Following the closing session, members of local and international media participated in a special press conference. Mr. Guterres responded to outstanding questions and clarified points of the Sharjah Principles as requested by a crowd of journalists.
The first day of the conference served as a policy forum and included powerful speeches by His Highness Sheikh Dr. Sultan Bin Mohammed Al Qasimi, Member of the Supreme Council and Ruler of Sharjah, Her Majesty Queen Rania Al Abdullah of Jordan,Dr. Nabil Elaraby, Secretary-General of the League of Arab States, and Antonio Guterres, United Nations High Commissioner for Refugees. The second day of the event was themed around the theme of ‘Participation for Protection’ and utilized panels and round tables as a vehicle for participants to share best practices, problem- solve, and engage in constructive debate. The more than 300 participants spanned multiple sectors including governance, legal, international organisations, non-governmental organisations, academia, and the legal and medical fields.
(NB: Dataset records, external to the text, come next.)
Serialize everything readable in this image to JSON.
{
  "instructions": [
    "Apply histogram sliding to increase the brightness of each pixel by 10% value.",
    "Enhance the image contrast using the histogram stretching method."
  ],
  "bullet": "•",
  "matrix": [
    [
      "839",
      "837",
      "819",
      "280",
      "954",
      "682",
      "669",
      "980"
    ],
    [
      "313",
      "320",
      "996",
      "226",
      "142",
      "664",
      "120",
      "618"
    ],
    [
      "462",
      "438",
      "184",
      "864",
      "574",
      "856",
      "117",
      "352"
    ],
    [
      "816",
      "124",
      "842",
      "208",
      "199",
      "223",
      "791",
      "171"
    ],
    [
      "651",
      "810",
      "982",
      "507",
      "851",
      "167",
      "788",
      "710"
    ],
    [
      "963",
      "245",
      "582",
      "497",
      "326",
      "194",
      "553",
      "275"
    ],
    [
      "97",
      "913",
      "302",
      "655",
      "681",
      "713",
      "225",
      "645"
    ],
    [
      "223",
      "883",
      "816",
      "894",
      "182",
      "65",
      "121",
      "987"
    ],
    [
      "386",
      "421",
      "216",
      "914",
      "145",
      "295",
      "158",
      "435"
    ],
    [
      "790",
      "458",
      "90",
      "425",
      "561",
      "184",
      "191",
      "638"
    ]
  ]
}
The first ‘Investing in the Future MENA Youth Forum’, was held in tandem with the conference and drew 200 students from schools and universities across the country. Discussions were held on topics revolving around social innovation, state of education during emergency situations, and benefits of small-scale enterprise and social entrepreneurship in conflict-areas. However, special focus was paid on educating students on the workings on relief and aid organisations with the help of interactive tools like videos and social media. The main objective of the forum was to engage youth from the region to understand the dynamics and challenges of forced displacement within the MENA region.